Départ en avion : peanuts pour la bouffe

Niveau repas vegan, le voyage en avion commence plutôt mal. On a pourtant bien checké repas « végétalien » pour le vol, mais les hôtesses de l’air sont formelles, seulement un repas a été enregistré, et nous sommes 2. Le deuxième aura donc à mangé des cacahuètes. Littéralement. N’ayant rien d’autres à proposer, les hôtesses donnent à l’un de nous deux des cacahuètes, 4 biscuits et du pain à manger. Viendra plus tard une toute petite salade. Rebelote pour le petit déjeuner. On se partage un petit pain, de la confiture insipide, quelques morceaux de fruits à deux et quelques cacahuètes. Un petit conseil, quand vous vous enregistrez sur internet et que vous cochez « repas vegan », envoyez en plus un mail de rappel et faites le plutôt dix qu’une pour être sur de ne pas mourir de faim.

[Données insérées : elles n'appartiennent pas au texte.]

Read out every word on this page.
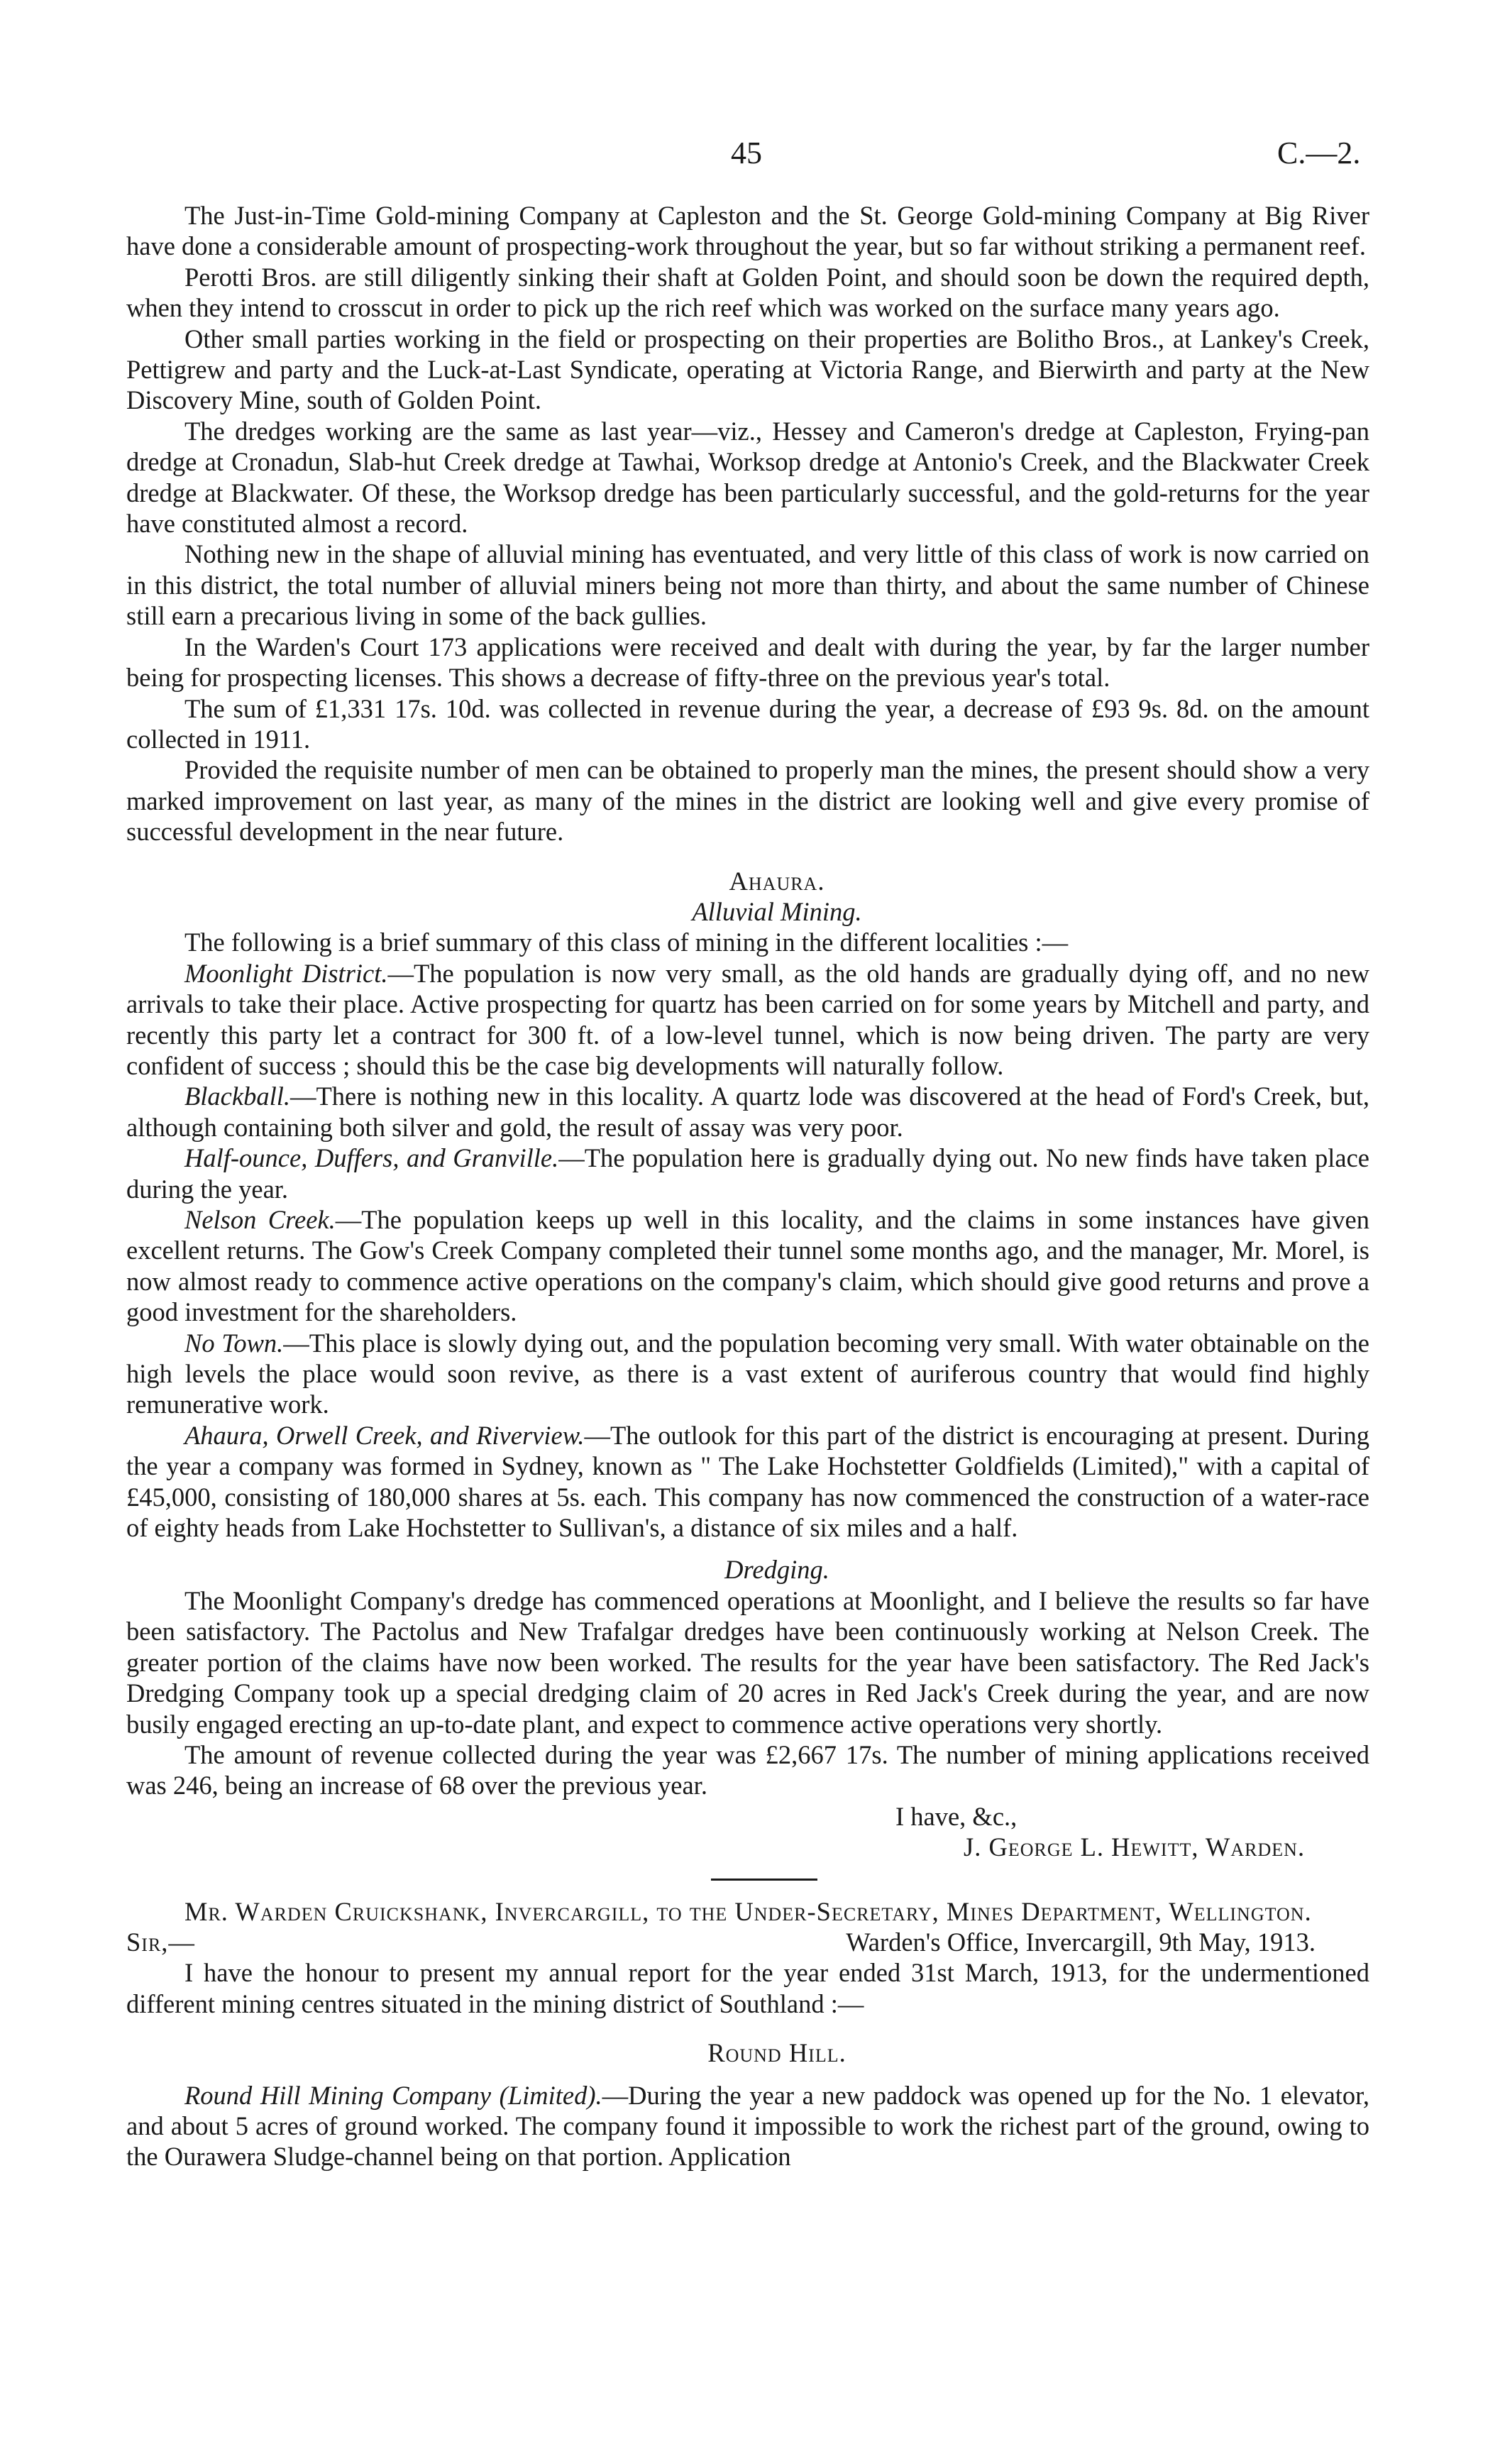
45	C.—2.

The Just-in-Time Gold-mining Company at Capleston and the St. George Gold-mining Company at Big River have done a considerable amount of prospecting-work throughout the year, but so far without striking a permanent reef.

Perotti Bros. are still diligently sinking their shaft at Golden Point, and should soon be down the required depth, when they intend to crosscut in order to pick up the rich reef which was worked on the surface many years ago.

Other small parties working in the field or prospecting on their properties are Bolitho Bros., at Lankey's Creek, Pettigrew and party and the Luck-at-Last Syndicate, operating at Victoria Range, and Bierwirth and party at the New Discovery Mine, south of Golden Point.

The dredges working are the same as last year—viz., Hessey and Cameron's dredge at Capleston, Frying-pan dredge at Cronadun, Slab-hut Creek dredge at Tawhai, Worksop dredge at Antonio's Creek, and the Blackwater Creek dredge at Blackwater. Of these, the Worksop dredge has been particularly successful, and the gold-returns for the year have constituted almost a record.

Nothing new in the shape of alluvial mining has eventuated, and very little of this class of work is now carried on in this district, the total number of alluvial miners being not more than thirty, and about the same number of Chinese still earn a precarious living in some of the back gullies.

In the Warden's Court 173 applications were received and dealt with during the year, by far the larger number being for prospecting licenses. This shows a decrease of fifty-three on the previous year's total.

The sum of £1,331 17s. 10d. was collected in revenue during the year, a decrease of £93 9s. 8d. on the amount collected in 1911.

Provided the requisite number of men can be obtained to properly man the mines, the present should show a very marked improvement on last year, as many of the mines in the district are looking well and give every promise of successful development in the near future.

Ahaura.

Alluvial Mining.

The following is a brief summary of this class of mining in the different localities :—

Moonlight District.—The population is now very small, as the old hands are gradually dying off, and no new arrivals to take their place. Active prospecting for quartz has been carried on for some years by Mitchell and party, and recently this party let a contract for 300 ft. of a low-level tunnel, which is now being driven. The party are very confident of success ; should this be the case big developments will naturally follow.

Blackball.—There is nothing new in this locality. A quartz lode was discovered at the head of Ford's Creek, but, although containing both silver and gold, the result of assay was very poor.

Half-ounce, Duffers, and Granville.—The population here is gradually dying out. No new finds have taken place during the year.

Nelson Creek.—The population keeps up well in this locality, and the claims in some instances have given excellent returns. The Gow's Creek Company completed their tunnel some months ago, and the manager, Mr. Morel, is now almost ready to commence active operations on the company's claim, which should give good returns and prove a good investment for the shareholders.

No Town.—This place is slowly dying out, and the population becoming very small. With water obtainable on the high levels the place would soon revive, as there is a vast extent of auriferous country that would find highly remunerative work.

Ahaura, Orwell Creek, and Riverview.—The outlook for this part of the district is encouraging at present. During the year a company was formed in Sydney, known as " The Lake Hochstetter Goldfields (Limited)," with a capital of £45,000, consisting of 180,000 shares at 5s. each. This company has now commenced the construction of a water-race of eighty heads from Lake Hochstetter to Sullivan's, a distance of six miles and a half.

Dredging.

The Moonlight Company's dredge has commenced operations at Moonlight, and I believe the results so far have been satisfactory. The Pactolus and New Trafalgar dredges have been continuously working at Nelson Creek. The greater portion of the claims have now been worked. The results for the year have been satisfactory. The Red Jack's Dredging Company took up a special dredging claim of 20 acres in Red Jack's Creek during the year, and are now busily engaged erecting an up-to-date plant, and expect to commence active operations very shortly.

The amount of revenue collected during the year was £2,667 17s. The number of mining applications received was 246, being an increase of 68 over the previous year.

I have, &c.,

J. George L. Hewitt, Warden.

Mr. Warden Cruickshank, Invercargill, to the Under-Secretary, Mines Department, Wellington.

Sir,—	Warden's Office, Invercargill, 9th May, 1913.

I have the honour to present my annual report for the year ended 31st March, 1913, for the undermentioned different mining centres situated in the mining district of Southland :—

Round Hill.

Round Hill Mining Company (Limited).—During the year a new paddock was opened up for the No. 1 elevator, and about 5 acres of ground worked. The company found it impossible to work the richest part of the ground, owing to the Ourawera Sludge-channel being on that portion. Application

On commence à se dire que le temps risque d’être long en Am du sud. Et si toutes les mises en garde s’avéraient finalement vraies ? Et si être vegan allait être un peu compliqué ?

En tout cas on débarque à santiago la peur au ventre (vide).

 

Comment ça, c’est dur d’être vegane en Amérique du Sud ?

« C’est impossible de pas manger de viande* en Amérique du Sud. Tu peux pas être végétarien-ne là-bas – alors végane, n’y pense même pas »

« Nous on a recommencé à manger de la viande* là-bas parce que sinon on aurait rien bouffé »

Voilà en gros ce qu’on a entendu, quand on a parlé de notre envie de voyage en Amérique du Sud. Mais voilà, l’Amérique du Sud on y est et on est toujours véganes. Et pour l’instant c’est franchement pas compliqué. Alors on on a eu envie de partager ici notre petite expérience, en se disant sans plus de prétention que ça pourra peut-être servir.

*On a gardé ici le mot viande par commodité, mais c’est un mot qu’on évite, parce que ce mot fait référence à un simple ingrédient et permet d’oublier qu’il s’agit en fait d’un animal mort. On pense qu’il vaut mieux désigner directement ce dont il s’agit : de la chair, des morceaux d’animaux.